We all know that human communication involves more than speaking—think of how much an angry glare or an acquiescent nod says. But apart from those obvious communications via body language, we also use our hands extensively while talking. While ubiquitous, our conversational hand gestures are often difficult to analyze; it’s hard to know whether and how these spontaneous, speech-accompanying hand movements shape communication processes and outcomes. Behavioral scientists want to understand the role of these nonverbal communication behaviors. So, too, do technology creators, who are eager to build tools that help people exchange and understand messages more smoothly.
To decipher what our hands are doing when we talk to others, researchers need to obtain traces of hand movements during the conversation and be able to analyze the traces in a reliable yet cost-efficient way. Professor Hao-Chuan Wang and his team at National Tsing Hua University in Taiwan realized that they could solve this problem by using a Kinect for Windowssensor to capture and record both the hand gestures and spoken words of a person-to-person conversation.
This photo shows the actual laboratory setup, in which Kinect sensors were placed to accommodate face-to-face and video-mediated conditions.
“We thought to use Kinect because it’s one of the most popular and available motion sensors in the market. The popularity of Kinect can increase the potential impact of the proposed method,” Wang explains. “It will be easy for other researchers to apply our method or replicate our study. It’s also possible to run large-scale behavioral studies in the field, as we can collect behavioral data of users remotely as long as they are Kinect users. Kinect’s software development kit is also … easy to work with.”
With the advantages of Kinect for Windows in mind, Wang collaborated with Microsoft Research Asia to use Kinect for Windows to capture hand movements during conversation. “I knew that Microsoft Research was conducting some advanced research with Kinect,” he notes, “so we were very interested in working with Microsoft researchers to deliver more good stuff to the research community and society.”
During the resulting collaborative research, the team placed two Kinect sensors back-to-back between two conversational participants to document the session. The sensors captured the speech and hand movements of each of the interlocutors simultaneously, providing a time-stamped recording of the spoken words and hand traces of the interacting individuals.
Schematic depicting the placement of the Kinect for Windows sensors during the experiments
To demonstrate the utility of the approach, the researchers compared the amount and similarity of hand movements under three conditions: face-to-face conversation, video-mediated chat, and audio-mediated chat. The two participants could see each other during the face-to-face and video chat conversations, but they had no visibility of one another during the audio chat.
The researchers encountered some unexpected results. “First, perhaps counter-intuitively, we found that people actually gesture as much in an audio chat as in face-to-face and video chat. This suggests that people gesture probably not for others but for themselves, as it’s clear that people are still moving their hands even when their partners cannot see it,” Wang remarks.
This chart shows that people “talked with their hands” at about the same rate during audio-only conversations, suggesting that hand gestures are more for the speaker’s benefit than the listener’s.

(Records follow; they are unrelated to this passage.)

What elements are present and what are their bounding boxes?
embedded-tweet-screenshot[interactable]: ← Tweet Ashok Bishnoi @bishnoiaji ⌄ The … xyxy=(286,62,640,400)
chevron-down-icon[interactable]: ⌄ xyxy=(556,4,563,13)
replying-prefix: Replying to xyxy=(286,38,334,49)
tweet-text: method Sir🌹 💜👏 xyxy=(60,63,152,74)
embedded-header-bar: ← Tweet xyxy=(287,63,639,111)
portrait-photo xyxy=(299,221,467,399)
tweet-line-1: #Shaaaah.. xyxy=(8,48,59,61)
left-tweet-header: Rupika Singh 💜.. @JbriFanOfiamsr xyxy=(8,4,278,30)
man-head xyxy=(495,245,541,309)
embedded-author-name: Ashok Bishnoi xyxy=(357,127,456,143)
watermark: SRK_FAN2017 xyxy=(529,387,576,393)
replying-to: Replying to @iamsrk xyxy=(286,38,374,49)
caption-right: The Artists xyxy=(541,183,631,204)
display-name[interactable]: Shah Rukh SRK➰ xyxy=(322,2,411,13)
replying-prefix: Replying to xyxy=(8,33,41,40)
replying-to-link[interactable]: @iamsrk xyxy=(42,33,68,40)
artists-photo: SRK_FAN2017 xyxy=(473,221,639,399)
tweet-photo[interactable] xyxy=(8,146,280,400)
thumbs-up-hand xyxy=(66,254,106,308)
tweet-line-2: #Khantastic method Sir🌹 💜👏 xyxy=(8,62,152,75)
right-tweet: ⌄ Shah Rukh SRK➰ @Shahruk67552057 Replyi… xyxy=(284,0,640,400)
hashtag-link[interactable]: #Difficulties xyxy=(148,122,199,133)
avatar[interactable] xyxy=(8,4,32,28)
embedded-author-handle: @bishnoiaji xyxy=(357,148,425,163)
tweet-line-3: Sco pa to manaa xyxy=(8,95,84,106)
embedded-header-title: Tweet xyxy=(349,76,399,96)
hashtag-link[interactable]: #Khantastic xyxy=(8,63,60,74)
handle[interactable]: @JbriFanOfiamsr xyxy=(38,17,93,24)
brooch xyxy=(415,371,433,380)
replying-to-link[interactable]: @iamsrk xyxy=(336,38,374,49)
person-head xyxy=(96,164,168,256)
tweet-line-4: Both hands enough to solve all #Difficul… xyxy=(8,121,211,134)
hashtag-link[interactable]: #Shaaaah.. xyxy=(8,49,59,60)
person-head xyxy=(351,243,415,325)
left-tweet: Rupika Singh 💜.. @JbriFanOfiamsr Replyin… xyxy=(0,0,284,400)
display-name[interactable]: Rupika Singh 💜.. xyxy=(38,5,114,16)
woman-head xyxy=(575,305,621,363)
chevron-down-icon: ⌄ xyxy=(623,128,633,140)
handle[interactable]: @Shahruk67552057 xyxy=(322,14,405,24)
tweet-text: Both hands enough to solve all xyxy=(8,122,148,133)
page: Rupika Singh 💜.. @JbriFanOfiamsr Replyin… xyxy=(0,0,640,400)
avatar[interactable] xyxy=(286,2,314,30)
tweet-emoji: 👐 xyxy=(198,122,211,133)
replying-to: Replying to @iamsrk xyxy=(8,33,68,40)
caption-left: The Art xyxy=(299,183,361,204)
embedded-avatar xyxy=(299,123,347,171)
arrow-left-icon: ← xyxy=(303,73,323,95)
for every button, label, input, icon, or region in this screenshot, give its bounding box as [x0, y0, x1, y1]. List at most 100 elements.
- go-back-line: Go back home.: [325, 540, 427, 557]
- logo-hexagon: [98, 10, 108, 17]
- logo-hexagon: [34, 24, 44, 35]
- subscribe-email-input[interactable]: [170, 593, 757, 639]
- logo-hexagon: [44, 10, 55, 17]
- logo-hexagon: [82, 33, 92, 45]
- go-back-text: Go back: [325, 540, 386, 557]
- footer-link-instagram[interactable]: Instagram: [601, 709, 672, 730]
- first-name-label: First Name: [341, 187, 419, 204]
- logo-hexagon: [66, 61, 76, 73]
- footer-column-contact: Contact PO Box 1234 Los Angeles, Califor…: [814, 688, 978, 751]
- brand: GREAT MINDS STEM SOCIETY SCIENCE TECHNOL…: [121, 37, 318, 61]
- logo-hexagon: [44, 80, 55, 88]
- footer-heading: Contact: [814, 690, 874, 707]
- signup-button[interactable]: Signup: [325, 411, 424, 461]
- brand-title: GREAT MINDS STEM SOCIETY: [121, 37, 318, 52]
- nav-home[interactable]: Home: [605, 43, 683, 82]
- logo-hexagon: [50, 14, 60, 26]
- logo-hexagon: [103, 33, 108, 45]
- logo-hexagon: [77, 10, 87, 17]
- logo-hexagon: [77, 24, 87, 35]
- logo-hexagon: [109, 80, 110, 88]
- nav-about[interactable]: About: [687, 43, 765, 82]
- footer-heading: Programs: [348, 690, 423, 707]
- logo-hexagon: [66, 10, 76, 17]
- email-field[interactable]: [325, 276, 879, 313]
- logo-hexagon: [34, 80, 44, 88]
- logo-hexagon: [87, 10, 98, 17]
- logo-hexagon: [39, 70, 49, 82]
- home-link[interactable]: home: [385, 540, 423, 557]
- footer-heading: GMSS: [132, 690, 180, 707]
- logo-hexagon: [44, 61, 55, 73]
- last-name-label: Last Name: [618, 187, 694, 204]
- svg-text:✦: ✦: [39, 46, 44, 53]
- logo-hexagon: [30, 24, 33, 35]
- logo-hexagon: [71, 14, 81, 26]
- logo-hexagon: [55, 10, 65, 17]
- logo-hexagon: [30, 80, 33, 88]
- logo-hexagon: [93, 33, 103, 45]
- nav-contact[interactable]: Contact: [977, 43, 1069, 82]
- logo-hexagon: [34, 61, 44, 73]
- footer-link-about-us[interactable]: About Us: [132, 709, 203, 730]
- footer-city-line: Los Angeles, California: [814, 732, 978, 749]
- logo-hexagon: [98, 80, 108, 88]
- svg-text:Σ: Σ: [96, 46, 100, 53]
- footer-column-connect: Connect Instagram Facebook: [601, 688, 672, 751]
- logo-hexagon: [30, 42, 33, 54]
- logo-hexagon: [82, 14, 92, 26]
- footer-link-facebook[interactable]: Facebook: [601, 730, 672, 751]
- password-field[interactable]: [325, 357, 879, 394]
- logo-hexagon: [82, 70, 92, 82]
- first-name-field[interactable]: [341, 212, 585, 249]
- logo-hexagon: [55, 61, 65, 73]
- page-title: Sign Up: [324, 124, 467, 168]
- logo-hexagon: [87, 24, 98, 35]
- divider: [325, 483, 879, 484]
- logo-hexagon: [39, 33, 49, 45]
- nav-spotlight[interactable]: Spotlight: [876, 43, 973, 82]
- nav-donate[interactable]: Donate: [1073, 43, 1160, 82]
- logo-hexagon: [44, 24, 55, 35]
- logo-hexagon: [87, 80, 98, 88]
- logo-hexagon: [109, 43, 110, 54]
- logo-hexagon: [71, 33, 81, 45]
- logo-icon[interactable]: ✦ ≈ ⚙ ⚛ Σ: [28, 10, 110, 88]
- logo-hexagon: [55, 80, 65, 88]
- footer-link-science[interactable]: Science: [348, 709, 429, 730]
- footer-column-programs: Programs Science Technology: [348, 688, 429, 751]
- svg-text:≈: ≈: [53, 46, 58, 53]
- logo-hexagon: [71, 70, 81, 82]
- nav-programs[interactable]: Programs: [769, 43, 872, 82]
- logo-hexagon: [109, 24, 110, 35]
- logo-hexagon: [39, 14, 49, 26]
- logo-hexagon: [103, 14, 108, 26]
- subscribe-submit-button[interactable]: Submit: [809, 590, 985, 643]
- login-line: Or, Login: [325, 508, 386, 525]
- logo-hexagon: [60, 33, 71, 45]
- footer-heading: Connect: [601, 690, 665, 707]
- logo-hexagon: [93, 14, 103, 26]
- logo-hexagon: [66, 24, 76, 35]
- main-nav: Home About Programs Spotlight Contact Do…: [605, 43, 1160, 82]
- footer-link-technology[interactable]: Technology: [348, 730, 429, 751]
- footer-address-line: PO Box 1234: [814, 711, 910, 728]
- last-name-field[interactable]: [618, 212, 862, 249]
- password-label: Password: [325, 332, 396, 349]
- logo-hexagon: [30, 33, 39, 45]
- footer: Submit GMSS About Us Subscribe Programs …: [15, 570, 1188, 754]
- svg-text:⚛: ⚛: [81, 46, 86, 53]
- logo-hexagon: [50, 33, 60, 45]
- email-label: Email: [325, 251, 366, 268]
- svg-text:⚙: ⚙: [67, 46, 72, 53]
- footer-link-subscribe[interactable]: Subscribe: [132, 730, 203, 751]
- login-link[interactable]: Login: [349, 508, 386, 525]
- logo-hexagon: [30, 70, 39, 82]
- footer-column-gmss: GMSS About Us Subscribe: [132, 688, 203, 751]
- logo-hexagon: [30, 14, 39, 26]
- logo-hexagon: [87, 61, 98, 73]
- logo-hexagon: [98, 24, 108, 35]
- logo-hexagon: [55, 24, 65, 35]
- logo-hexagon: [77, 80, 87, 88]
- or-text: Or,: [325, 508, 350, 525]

The investigators also looked at the relation between the conversation participants’ comprehension of the whole communication and the amount of gestures used. Surprisingly, they didn’t find a correlation between a participant’s level of understanding and the amount of gestures their conversation partner used. Instead, they found an association between a participant’s understanding of the conversation and that participant’s owngesturing, strengthening the possibility that hand movements are not necessarily “body language” for producing and conveying messages, but rather self-reinforcers or signifiers related to the consumption of messages.
This graph shows the association between self-gestures and the level of understanding, suggesting that hand gestures actually function as self-reinforcers.
The potential applications of using Kinect sensors in this method are broad, covering theoretical and practical objectives. For example, it is possible to deploy studies in the field to examine the usability of particular communication tools (for example, whether Skype gets people to move their hands when they talk). In addition, researchers may be able to use the technique to accumulate experience-oriented design insights at a speed and scale unavailable previously.
“It’s easy to set up and program Kinect, so it greatly reduces the overhead of applying it to cross-disciplinary research, where the goal is to spend time on studying and solving the domain problems rather than technical troubleshooting,” Wang explains.
A full paper about Wang’s collaboration project with Microsoft Research Asia was presented at CHI 2014, the ACM SIGCHI Conference on Human Factors in Computing Systems, which was held in Toronto, Canada, this April.
“I really enjoyed working with Microsoft Research Asia. I received both great support and freedom to pursue the topics of interest to me. This makes the collaboration really unique and valuable,” Professor Wang says, “and I hope to closely collaborate with Microsoft researchers to scale up the current work. The proposed method has the potential to help us better understand communication behaviors in unconventional communication settings, such as cross-cultural and cross-linguistic communications, and in educational discourse, such as teacher-student interactions. Because language-based communication often doesn’t go well in these situations, the non-verbal part may become more functional. Deeper understanding of the processes is likely to inform the design of technologies to better support these situations.”